Just to recap, Primatene was pulled from the market last December on a timetable set by the Bush Administration according to a protocol begun in the Reagan Administration because it was propelled by chlorofluorocarbons (CFCs), which were deemed harmful to the ozone layer high above the earth where it protects us from ultraviolet rays, a known cause of cancer.
As I wrote last October in a piece on the economics website NewGeography.com, I had my doubts about banning medical CFCs because they were such a small part of the problem and we had done a poor job of finding an alternative.
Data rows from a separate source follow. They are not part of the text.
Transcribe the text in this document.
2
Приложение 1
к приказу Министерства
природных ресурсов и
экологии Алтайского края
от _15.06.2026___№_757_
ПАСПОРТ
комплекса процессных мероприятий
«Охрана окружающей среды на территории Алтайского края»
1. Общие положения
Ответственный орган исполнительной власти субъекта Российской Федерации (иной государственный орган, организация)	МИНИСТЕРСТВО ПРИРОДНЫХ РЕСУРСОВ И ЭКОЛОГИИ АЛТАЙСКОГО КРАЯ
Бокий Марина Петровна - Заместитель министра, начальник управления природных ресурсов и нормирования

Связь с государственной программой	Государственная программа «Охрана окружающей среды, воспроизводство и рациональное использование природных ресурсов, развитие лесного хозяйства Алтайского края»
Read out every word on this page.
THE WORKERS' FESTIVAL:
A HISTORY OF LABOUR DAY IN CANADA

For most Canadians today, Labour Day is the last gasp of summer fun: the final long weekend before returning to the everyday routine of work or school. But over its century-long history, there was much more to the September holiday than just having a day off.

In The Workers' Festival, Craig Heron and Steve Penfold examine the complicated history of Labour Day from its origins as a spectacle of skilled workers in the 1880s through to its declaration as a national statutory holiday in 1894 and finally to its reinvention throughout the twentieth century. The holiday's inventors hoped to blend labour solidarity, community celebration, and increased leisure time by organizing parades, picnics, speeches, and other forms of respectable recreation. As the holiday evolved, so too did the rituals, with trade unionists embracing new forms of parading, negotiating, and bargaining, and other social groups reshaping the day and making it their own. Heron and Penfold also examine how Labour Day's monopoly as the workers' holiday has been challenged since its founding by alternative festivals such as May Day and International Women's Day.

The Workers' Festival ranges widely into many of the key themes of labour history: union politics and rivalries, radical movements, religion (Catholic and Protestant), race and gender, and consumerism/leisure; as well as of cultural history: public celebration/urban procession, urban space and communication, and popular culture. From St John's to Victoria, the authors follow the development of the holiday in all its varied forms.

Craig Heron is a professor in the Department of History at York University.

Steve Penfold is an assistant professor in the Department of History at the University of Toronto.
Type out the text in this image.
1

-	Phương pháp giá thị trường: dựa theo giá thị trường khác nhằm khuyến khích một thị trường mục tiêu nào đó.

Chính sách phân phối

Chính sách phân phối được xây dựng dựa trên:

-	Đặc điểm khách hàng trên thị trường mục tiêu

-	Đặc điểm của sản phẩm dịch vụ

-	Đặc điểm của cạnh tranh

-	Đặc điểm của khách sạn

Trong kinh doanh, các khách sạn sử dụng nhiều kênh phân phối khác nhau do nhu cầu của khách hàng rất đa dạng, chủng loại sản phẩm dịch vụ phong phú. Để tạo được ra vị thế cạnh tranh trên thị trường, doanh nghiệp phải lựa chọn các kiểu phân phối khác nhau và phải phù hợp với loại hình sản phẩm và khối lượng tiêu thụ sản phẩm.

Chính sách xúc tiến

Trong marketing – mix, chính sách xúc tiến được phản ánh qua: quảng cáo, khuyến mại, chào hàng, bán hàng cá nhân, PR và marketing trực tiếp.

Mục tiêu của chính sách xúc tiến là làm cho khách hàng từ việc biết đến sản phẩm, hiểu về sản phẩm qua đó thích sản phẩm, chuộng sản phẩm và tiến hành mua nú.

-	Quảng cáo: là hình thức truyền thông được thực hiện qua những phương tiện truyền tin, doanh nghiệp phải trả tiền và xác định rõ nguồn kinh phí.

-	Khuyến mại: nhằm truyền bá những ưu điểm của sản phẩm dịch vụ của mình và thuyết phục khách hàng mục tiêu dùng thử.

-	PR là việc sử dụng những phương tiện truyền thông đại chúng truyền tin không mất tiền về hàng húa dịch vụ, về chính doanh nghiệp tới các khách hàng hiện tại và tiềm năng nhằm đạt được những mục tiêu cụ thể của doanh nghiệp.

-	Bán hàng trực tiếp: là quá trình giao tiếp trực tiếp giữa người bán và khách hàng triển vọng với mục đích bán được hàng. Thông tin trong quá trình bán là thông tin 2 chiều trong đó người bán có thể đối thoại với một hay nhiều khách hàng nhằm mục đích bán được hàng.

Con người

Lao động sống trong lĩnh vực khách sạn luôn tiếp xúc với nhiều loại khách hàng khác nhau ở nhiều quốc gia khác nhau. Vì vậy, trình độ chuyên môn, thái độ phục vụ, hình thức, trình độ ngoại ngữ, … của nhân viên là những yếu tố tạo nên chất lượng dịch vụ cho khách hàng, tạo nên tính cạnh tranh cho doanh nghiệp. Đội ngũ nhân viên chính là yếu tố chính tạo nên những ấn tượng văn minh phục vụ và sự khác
However, I had no such doubts about the medical rationale for banning inhalable epinephrine, which acts on the heart as well as the lungs without doing anything to control the underlying inflammation, something that has been known for decades. This is reason enough to get the stuff off the pharmacy shelves.
According to David Doniger of the National Resources Defense Council, “Primatene’s manufacturer apparently misjudged the declining market for its product and found itself with stocks of inhalers on its hands after the deadline. So now the company is lobbying Congress to pass a special bill to put those stocks back on the market.” The bill is called “Asthma Inhalers Relief Act”.
Doniger quotes Dr. Monica Kraft, professor of Medicine at Duke University and current president of the American Thoracic Society thusly: “If the intent of the legislation is to restore a safe and effective asthma drug to the market place, then this legislative effort is misinformed. Inhaled epinephrine is not a safe drug for the treatment of asthma. The adverse side effects of epinephrine are serious and well documented. No current clinical practice guideline for the diagnosis and treatment of asthma recommends the use of epinephrine. In fact, asthma guidelines specifically recommend against inhaled epinephrine for treating asthma.”
In that same NewGeography article I said, “Many who decry the passing of Primatene believe the ban was contrived to squeeze more money out of those who can least afford it. They probably have a point. I would love to see the FDA memos and transcripts from 2006 when the Primatene decision was made, or from 2008 when the fuse was lit, not to mention those of the current owners when they decided to acquire the drug. Even without access to these secrets, we know that drug makers like to tweak existing medicines and bring them back on the market at higher prices than they command over the counter, and that investors sometimes buy up the rights to older drugs with exactly this in mind.”
Clearly, that kind of financial gamesmanship continues beyond the grave. The fact that they had produced enough of a surplus to have meaningful stocks on hand when the regulatory deadline came around means they always thought it could be bent, and of course to sell them now makes a mockery of the whole idea of expiration dates. Put that stake back in Primatene’s heart and keep it there.
* Vlad III, Prince of Wallachia (1431–1476), was a member of the House of Draculesti, a branch of theHouse of Basarab, also known by his patronymic name: Dracula. He was posthumously dubbed Vlad the Impaler because of his practice of impaling his enemies, and was a prototype for the most famous vampire of them all.